French Kids Eat Everything: How Our Family Moved to France, Cured Picky Eating, Banned Snacking, and Discovered 10 Simple Rules for Raising Happy, Healthy EatersFrench Kids Eat Everything: How Our Family Moved to France, Cured Picky Eating, Banned Snacking, and Discovered 10 Simple Rules for Raising Happy, Healthy Eaters by Karen Le Billon

My rating: 3 of 5 stars

Memoir/nonfiction

This family spent one year living in Brittany near the husband’s family.  They had two small children and their relatives were horrified by their eating habits.  In France there are many unspoken rules that govern eating and this Canadian family was breaking them all. 

1.  You are in charge of food education.

2.  Avoid emotional eating – Don’t use food to avoid disciplining children.  No bribes.

3. Parents schedule meals and kids eat what adults eat.

4.  Eat meals together

5.  Eat your veggies.

6.  You don’t have to like it but you do have to taste it.

7.  No snacking.  It is ok to feel hungry between meals.

8.  Slow food is happy food.

9.  Eat mostly real food.

10.  Remember eating is joyful!

I picked up this book because this is a major pet peeve of mine.  I was pretty much raised with these rules, even though I’m not at all French, so when I had to feed a stepchild these seemed natural.  Then all hell broke loose.

I was dealing with a child who was never taught to use utensils.  She was taught to scream whenever there was a knife on her side of the table.  That ended when I forced her to pick up a butter knife and challenged her to try to find a way to hurt herself with it.  Seriously, forks are more dangerous than that.

Because most adults who work with this kid are terrified of her, they give into her demands for whatever food she wants.  Not here.  I’m not forcing her to eat disgusting things but she doesn’t see it that way.  When she was about 5 we had a fondue night.  There was a spread of fruits and vegetables on the table and she spent the meal screaming, “Heather!  You’re a bad cooker!”  Ah, memories.  At almost 11 she still has no table manners despite my insistence.  She’s getting better.  About half the time she can chew without food falling out of her mouth.  It is hard because she isn’t here often and apparently these rules aren’t insisted on elsewhere.  It makes me wonder why I’m the only Miss Manners around.

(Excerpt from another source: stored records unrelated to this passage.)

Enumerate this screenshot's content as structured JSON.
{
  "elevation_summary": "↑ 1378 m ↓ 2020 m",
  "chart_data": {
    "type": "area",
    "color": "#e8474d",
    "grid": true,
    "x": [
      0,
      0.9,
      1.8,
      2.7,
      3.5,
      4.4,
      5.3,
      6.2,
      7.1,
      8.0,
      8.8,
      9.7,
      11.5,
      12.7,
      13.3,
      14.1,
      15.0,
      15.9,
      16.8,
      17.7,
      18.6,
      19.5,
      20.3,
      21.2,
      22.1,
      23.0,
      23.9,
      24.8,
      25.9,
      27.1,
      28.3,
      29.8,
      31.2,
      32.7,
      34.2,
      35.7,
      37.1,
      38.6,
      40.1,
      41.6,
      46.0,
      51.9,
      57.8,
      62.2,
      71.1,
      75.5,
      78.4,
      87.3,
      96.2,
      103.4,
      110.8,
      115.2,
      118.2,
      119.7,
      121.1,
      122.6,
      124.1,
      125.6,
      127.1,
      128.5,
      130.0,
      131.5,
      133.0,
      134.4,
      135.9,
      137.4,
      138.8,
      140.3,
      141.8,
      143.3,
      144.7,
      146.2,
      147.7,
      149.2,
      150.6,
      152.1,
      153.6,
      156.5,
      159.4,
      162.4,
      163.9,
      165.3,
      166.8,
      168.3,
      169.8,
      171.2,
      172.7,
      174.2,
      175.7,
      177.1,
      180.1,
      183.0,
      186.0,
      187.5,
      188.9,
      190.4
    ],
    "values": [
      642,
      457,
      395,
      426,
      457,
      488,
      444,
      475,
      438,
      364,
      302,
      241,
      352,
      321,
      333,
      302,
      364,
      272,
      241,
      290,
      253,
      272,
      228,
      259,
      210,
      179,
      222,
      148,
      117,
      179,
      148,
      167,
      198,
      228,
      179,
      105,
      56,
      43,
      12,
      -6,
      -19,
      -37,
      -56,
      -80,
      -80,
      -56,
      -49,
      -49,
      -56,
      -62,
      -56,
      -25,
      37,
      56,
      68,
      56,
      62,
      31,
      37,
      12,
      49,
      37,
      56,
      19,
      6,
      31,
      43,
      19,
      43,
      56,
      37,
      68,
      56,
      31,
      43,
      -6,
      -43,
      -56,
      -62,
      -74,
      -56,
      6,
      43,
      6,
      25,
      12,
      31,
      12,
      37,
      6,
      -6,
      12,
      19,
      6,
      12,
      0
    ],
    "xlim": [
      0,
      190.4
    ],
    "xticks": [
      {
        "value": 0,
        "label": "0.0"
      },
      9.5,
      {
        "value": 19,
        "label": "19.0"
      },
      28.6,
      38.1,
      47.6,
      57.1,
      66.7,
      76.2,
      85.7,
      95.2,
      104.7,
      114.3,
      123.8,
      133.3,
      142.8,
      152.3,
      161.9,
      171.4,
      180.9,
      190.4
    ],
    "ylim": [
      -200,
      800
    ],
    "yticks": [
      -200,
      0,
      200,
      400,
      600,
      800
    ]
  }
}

It isn’t just here.  I watch my mother with my niece and nephew and wonder what happened to the woman who raised me.  I never got to eat macaroni and cheese instead of what the adults were eating.  Had I suggested it, it would not have been pretty.  I was a budding vegetarian even as a kid so I had to smother roast in ketchup to get it down.  The kids also eat almost nonstop.  I don’t remember being handed food every time I was bored.

I found the French approach to food education in school interesting.  I think kids should be taught how to try things and how to eat in public.  The only problem I have with it is the emphasis on never expressing personal preference.  It makes me wonder how any French vegetarians deal with the system.

I also enjoyed hearing how they tried to keep the French spirit of eating when they moved back to Vancouver and a culture that was not supportive of it.

There are some recipes in the back of the book that look interesting.  Some of these are baby food which are basically soups.  They sound like things I’d like.